Sharon April 23rd, 2009
My friend, Kathy Harrison, said something that really struck me while we were talking the other day, and I asked her to write about it, so I could share it properly with all of you. As the financial situation gets more dire, as we face more and more people suffering from state budget cuts, the loss of their pensions, the crashing of major industries, what we do have left matters more. Kathy quotes a story told by Warren Buffet, and then muses on her own experience,
A woman by the name of Belle Eisenberg, who recently passed away, lost her entire family in Auschwitz. She was the only one to make it out. She told Mr. Buffet that every time she met someone she asked herself whether this was the type of person who would hide her from the Nazis. He said that if you had a dozen people in your life who would hide you and you them then you lived a pretty successful life. Mr. Buffet said that he knew billionaires whose own children would not hide them….
Some weeks we are on the recieving end of the favors. We have eaten countless meals prepared by others when I was ill. We have planted adopted seedlings and worn hand-me-down clothing. Our children have been minded by friends as have our animals and our plants. We have been picked up from airports and driven lent cars. Our life is a series of good deeds done by people who probably found it inconvenient but did it anyway.
This economic mess is a terrible thing for many families but when I look for the silver lining to a grim cloud it comes from the world getting smaller. Small makes it easier to hold hands with each other.
This, of course, is a very high standard of relationships – and yet, it is also, I think, a useful way of thinking about the depths of our relationships. Ask yourself who you would risk your life for, who you would take in in very difficult times, who you would speak up for, who you would make sacrifices for. Odds are good that some of those people are the ones who would do it for you. The stakes of community really are not that low, and community should never be last on our planning list.
I’ve recently been thinking about relationships as well – last fall, my youngest sister and brother in law came to visit. Now I adore my wonderful brother in law, but while my sister and I are quite close, and talk regularly, I sometimes feel like Billy and I go long stretches without connecting, and miss him - he works long hours, and so she and I chat on the phone or she comes out to visit without him, and often, when we do see him, it is at large family gatherings, rather than intimately. This was a rare occasion when my husband and I got to spend some real time with Billy, which was wonderful.
Our dining room roof leaks quite badly, and because we are in an extended conflict with the company that supposedly fixed the roof, but didn’t, we’ve been advised we can’t actually fix it ourselves without losing leverage in our ongoing process of resolution. On the autumn weekend they visited, we had torrential, icy rain that night, and, not unexpectedly, our dining room roof was leaking horribly. We’d just gotten the kids to bed, and were sitting around drinking beer and talking, when Billy turned to me, and asked whether we’d like him to go up on the roof and replace the tarp that was now failing to keep out the leaks.
And I was struck by this – how many people in your life will go up on the roof on a cold night in the pouring rain simply because they want to help? It isn’t quite as dramatic as asking “would these people hide me from the Nazis” but it isn’t too far off, either – in both cases, the question is this – is the relationship deep enough to endure difficulty, cost, strain – and is the faith in the relationship sufficient to endure periods where reciprocity may not be possible?

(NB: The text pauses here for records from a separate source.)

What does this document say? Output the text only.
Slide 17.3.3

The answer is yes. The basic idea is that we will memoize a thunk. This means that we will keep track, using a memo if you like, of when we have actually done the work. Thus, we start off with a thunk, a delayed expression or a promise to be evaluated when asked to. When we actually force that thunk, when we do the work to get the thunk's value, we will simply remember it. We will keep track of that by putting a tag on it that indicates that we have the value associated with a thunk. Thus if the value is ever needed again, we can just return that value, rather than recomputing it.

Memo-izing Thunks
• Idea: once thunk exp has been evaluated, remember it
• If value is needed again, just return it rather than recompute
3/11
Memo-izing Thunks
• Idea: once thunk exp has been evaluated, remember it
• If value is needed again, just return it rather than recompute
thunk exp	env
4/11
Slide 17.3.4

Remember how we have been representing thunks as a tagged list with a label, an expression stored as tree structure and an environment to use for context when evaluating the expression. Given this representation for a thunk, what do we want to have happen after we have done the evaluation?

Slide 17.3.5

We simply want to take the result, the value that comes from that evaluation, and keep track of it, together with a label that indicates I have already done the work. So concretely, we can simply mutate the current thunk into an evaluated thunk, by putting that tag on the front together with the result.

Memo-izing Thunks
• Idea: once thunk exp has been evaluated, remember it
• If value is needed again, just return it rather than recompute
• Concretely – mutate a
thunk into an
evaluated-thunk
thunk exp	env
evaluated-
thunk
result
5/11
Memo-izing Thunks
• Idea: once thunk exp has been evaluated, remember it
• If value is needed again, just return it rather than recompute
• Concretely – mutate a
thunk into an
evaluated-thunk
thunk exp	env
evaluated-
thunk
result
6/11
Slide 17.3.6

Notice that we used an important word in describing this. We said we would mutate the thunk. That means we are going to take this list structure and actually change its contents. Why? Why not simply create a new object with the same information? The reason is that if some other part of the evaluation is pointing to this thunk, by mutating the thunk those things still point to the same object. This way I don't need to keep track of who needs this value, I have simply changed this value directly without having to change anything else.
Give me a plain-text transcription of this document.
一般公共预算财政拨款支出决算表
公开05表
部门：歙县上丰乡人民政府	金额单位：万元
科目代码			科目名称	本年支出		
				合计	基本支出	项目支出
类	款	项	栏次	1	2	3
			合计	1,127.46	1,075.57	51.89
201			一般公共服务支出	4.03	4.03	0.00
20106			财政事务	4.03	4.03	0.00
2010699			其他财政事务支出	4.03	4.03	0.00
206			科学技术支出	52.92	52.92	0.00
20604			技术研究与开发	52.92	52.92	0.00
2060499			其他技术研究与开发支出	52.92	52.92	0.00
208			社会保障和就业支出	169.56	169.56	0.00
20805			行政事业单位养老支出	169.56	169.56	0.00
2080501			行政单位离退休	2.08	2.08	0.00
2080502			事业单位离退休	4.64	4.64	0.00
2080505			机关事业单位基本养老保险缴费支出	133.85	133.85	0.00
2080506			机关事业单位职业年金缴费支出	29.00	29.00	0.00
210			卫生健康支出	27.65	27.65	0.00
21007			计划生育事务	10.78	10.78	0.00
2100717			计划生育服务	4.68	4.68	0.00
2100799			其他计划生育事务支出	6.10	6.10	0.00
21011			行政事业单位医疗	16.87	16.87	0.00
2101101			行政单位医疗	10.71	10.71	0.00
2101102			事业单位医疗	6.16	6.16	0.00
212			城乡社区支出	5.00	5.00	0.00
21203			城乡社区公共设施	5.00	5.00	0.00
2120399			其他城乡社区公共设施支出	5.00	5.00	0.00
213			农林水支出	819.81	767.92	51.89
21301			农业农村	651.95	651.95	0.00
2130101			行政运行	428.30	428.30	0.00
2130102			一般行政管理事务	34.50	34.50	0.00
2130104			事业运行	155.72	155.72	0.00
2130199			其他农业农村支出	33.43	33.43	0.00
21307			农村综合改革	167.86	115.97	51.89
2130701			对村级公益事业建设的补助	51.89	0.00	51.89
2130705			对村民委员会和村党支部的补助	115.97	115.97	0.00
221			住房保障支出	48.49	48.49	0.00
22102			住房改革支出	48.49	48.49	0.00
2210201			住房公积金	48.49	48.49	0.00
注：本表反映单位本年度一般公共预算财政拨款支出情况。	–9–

Now people have these relationships for different reasons. Even though Billy and I don’t spend a ton of time together, I’m family, and both of us have a strong commitment to family. Our friendship is real, but not deep enough to explain this – but the ties of marriage and blood are. But I have other relatives who would never think to do the same. Family can be the origin, but it isn’t always.
I have friends who I know would go up on the roof, would hide me from the Nazis, based on relationships we’ve had for years, people I would trust with my life, and who are as important to me as my family. I sometimes struggle with the choice to live so far away from my parents and sisters – but the thing that keeps me here is that we’ve managed to build communities and relationships that are just as strong as the familial ones in many ways. I feel very lucky and blessed to have such friends.
And there are a few people who would do these things not because they love me, or because I love them, but because it is the right thing to do. There are those people who hid others from the Nazis not based on intense personal relationships, but because they felt it was right – people who show up to help out the neighbors even if they don’t personally like them, or know them very well, who are there with a helping hand. Sometimes those people become your friends, your intimate circle. And sometimes they never do – sometimes all you will ever be to one another are members of the same community, but that’s enough.
I hope, of course, that none of us ever need to be hidden. But it is a fair likelihood that all of us will need help from someone at some point. It is a fair likelihood that all of us will haev the opportunity to extend help to one another. And every time we do this, we create something. It isn’t always the same thing – not every relationship extends as deeply as the ones Harrison talks about. Some things will go as far as the roof, but not as far as hiding you, or vice versa. Some people will be able to offer different things.
But it is worth thinking of these moments of exigency when we truly rely on one another when we inventory what we have in our lives. I often talk about acquiring or making things that we might need – but this, I think, is the one thing we all most need to make – those ties, deeper than ordinary ones, on which we can trust and wholly rely.